The combination of mental alertness improvement, L-Dopa production, aphrodisiac properties, cholesterol lowering action and nerve toning effects indicate the potential use of Mucuna pruriens extract in sports nutrition. The extract could be useful in strength building and to provide anabolic effects. The positive effects of the seed extract on neuromuscular transmission could help in honing the reflexes as well as in promoting muscular coordination thereby optimizing athletic performance. In light of these multifaceted effects, Mucuna pruriens extract is a valuable phytonutrient.
- Singh,.R.H., Nath.S.K., Behere.P.B.(1989) Depressive illness-a therapeutic evaluation with herbal drugs. Journal of Research in Ayurveda and Sidha; 1(1): 1-6.
- Manyam, B.V. et al. (1995). An Alternative Medicine treatment for Parkinson’s Disease: Results of a Multicenter Clinical Trial. The Journal of Alternative and Complementary Medicine, 1(3): 249-255.
- Mucuna pruriens. In Selected Medicinal plants of India, CHEMEXIL, (1992), 215.

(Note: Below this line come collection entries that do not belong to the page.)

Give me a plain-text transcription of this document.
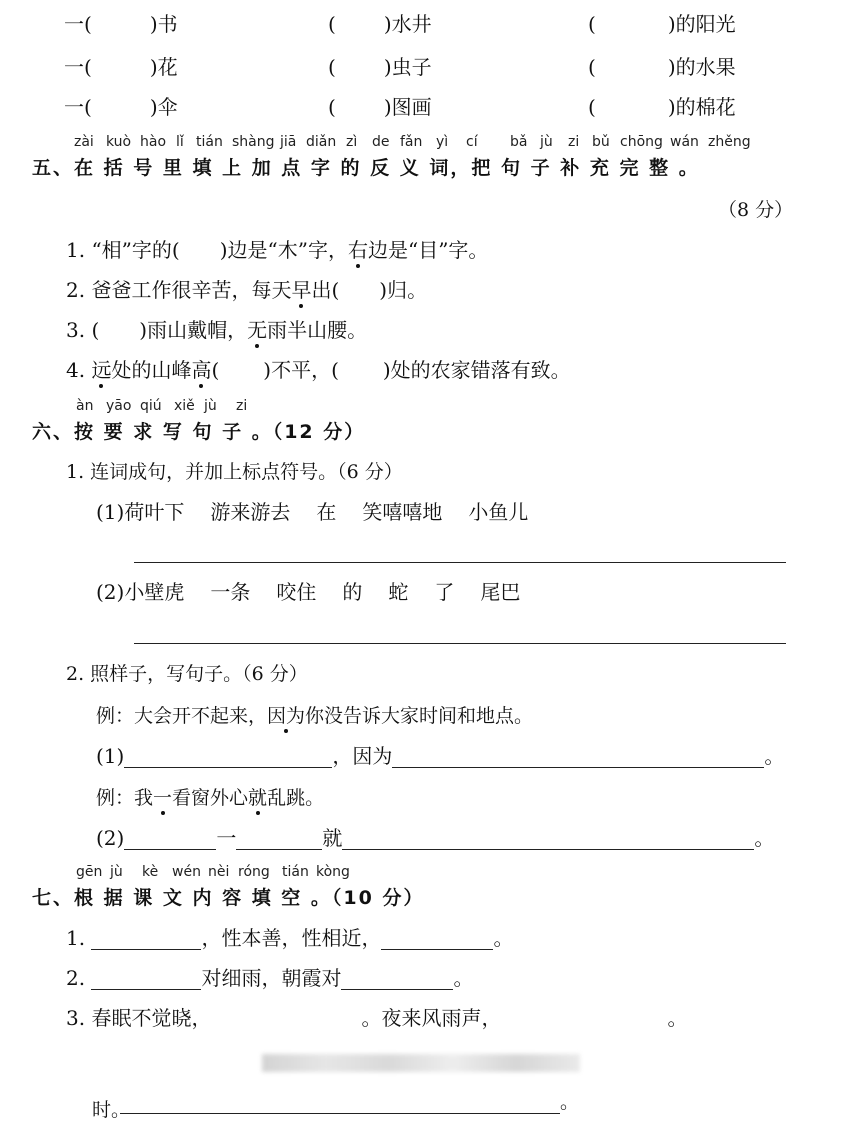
一(	)书	( )水井	(	)的阳光
一(	)花	( )虫子	(	)的水果
一(	)伞	( )图画	(	)的棉花
zài kuò hào lǐ tián shàng jiā diǎn zì de fǎn yì cí bǎ jù zi bǔ chōng wán zhěng
五、在 括 号 里 填 上 加 点 字 的 反 义 词，把 句 子 补 充 完 整 。
（8 分）
1. “相”字的( )边是“木”字，右边是“目”字。
2. 爸爸工作很辛苦，每天早出( )归。
3. ( )雨山戴帽，无雨半山腰。
4. 远处的山峰高( )不平，( )处的农家错落有致。
àn yāo qiú xiě jù zi
六、按 要 求 写 句 子 。（12 分）
1. 连词成句，并加上标点符号。（6 分）
(1)荷叶下 游来游去 在 笑嘻嘻地 小鱼儿
(2)小壁虎 一条 咬住 的 蛇 了 尾巴
2. 照样子，写句子。（6 分）
例：大会开不起来，因为你没告诉大家时间和地点。
(1)	，因为	。
例：我一看窗外心就乱跳。
(2)	一	就	。
gēn jù kè wén nèi róng tián kòng
七、根 据 课 文 内 容 填 空 。（10 分）
1.	，性本善，性相近，	。
2.	对细雨，朝霞对	。
3. 春眠不觉晓，	。夜来风雨声，	。
时。	。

- Pras, N. et al. (1993) Mucuna pruriens: Improvement of the Biotechnological production of the Anti-parkinson Drug L-dopa by plant Cell Selection. Pharmacy World & Science. 15(6): 263-8
- Akhtar, M.S. et al. (1990). Journal of the Pakistan Medical Association, 40(7): 147-50.
- Amin, K.M.Y. et al. (1996). Sexual function improving effect of Mucuna pruriens in sexually normal male rats. Fitoterapia, 67, 53-58.
- Bhasin, S. et al. (1996). The effects of supraphysiologic dose of testosterone on muscle size and strength in normal men. New England Journal of Medicine, 335: 1-7
- Aguiyi, J.C. et al. (1997) Effects of Mucuna pruriens seed extract on smooth and skeletal muscale preparations. Fitoterapia, 67, 366-370.